JORNAL NACIONAL . SALUTAR QUEDA DE AUDIÊNCIA


     
   Nessa sexta -feira , primeiro dia desse março de 2013, o Facebook que tanto entulho nos traz, me levou a um link oportuno de um texto postado no site do "Observatório da Imprensa" onde Carlos Castilho pontificava de maneira clara sobre a queda de audiência do  "Jornal Nacional" da rede Globo. Começava ele dizendo que nos anos 1970 e 80, o Jornal Nacional  se orgulhava de ter uma média de 80% de audiência e que hoje patina nos 27%  e está no quinto lugar na lista dos programas mais vistos na Globo.
  Acho essa queda de audiência muito salutar não por aquele velho discurso de "o povo não é bobo, fora a rede Globo" mas talvez por ser um sinal de que as pessoas não atribuam ao JN mais aquele capacidade de oráculo inquestionável do que acontece no país. Antigamente quando alguém queria encerrar uma conversa acerca de uma notícia polêmica era só dizer : "Mas deu no Jornal Nacional" . Era fim de papo porque ninguém se atrevia a questionar o que dizia o Chapelin ou o Cid Moreira.

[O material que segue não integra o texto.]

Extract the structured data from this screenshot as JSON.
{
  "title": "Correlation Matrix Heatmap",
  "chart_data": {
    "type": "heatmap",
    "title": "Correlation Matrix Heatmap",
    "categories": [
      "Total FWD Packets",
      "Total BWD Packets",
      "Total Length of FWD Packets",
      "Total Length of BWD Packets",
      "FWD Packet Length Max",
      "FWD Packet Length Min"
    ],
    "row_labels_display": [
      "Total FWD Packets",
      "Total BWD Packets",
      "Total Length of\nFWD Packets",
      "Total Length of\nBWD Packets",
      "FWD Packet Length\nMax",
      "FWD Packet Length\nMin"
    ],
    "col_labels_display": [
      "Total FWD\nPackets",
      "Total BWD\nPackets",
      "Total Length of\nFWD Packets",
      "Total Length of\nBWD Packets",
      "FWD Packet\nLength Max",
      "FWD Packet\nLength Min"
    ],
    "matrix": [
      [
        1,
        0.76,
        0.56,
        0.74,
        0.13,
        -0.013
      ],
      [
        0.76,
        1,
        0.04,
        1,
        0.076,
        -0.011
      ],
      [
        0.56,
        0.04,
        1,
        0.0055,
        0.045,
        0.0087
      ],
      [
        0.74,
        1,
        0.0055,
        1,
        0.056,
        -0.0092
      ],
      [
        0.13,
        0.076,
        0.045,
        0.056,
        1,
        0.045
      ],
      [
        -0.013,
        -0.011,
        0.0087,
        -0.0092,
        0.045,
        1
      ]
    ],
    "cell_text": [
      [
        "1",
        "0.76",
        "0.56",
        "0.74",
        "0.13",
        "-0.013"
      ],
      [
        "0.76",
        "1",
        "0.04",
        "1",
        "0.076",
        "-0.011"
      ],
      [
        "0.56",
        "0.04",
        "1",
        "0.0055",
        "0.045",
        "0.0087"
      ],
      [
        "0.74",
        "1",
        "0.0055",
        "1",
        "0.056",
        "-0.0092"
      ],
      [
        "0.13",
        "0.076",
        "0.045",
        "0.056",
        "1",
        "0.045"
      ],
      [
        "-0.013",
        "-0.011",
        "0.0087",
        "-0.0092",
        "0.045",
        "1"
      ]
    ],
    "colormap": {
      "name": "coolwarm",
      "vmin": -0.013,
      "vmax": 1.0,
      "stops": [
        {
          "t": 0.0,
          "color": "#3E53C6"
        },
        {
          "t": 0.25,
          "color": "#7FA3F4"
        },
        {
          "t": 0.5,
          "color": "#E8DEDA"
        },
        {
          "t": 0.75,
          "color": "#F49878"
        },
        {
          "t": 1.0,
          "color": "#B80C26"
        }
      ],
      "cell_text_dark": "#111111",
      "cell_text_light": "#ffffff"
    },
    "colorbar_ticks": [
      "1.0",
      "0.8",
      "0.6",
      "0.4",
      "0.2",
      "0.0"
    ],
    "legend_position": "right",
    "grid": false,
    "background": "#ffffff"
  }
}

       A mudança de status "não pode ser atribuída a alguma defasagem técnica ou concorrência de outro telejornal. A Globo continua usando o que há de mais moderno em matéria de tecnologia, mantém o maior e mais bem pago plantel de jornalistas da TV brasileira e nenhuma outra emissora consegue bater a Vênus Platinada em matéria de coberturas internacionais, de temas políticos ou econômicos, e na mobilidade das equipes de reportagem" diz a análise lúcida do Castilho. Concordo. Mas discordo  quando ele diz que a explicação para a perda de audiência do JN deva-se ao fato de que os 150 milhões de brasileiros  que ligam a Tv todas as noites passaram a ter um posicionamento "desconfiado, distante e cético".  Não creio que a grande massa dos nossos telespectadores tenham essa percepção crítica.  Creio que tenha muito mais a ver com a grande migração do telespectador para a internet, redes sociais e noticiários mais apelativos ao estilo Datena e imitadores. Os que vão para os canais fechados- mesmo os de notícia como a  Globo News – são um número pouco relevante perto dos 150 milhões como podem atestar os executivos dos canais fechados que há anos se debatem para fazer o segmento crescer em maior velocidade.
      O telespectador mais crítico não baixa a guarda mesmo. Sabe que ao ver JN , ler "Veja" e os jornalões estará diante de uma realidade com filtros editoriais e não da vida como ela é. Há muito a imparcialidade está morta na mídia se é que algum dia gozou de boa saúde. Pra mim sempre foi uma falácia muito embora muitos insistam nesse discurso que não convence quem tem acesso a internet e um mínimo de discernimento. Mas ainda é espantoso o número de leitores que atribuem importância desmedida a veículos tendenciosos como a Veja. Castilho aponta que  hoje em dia em "qualquer conversa sobre o noticiário impresso ou audiovisual, o número de críticas sempre supera – por larga margem – a quantidade de elogios". Ok, mas como disse e repito,  são muito poucos ainda os que exercem esse papel .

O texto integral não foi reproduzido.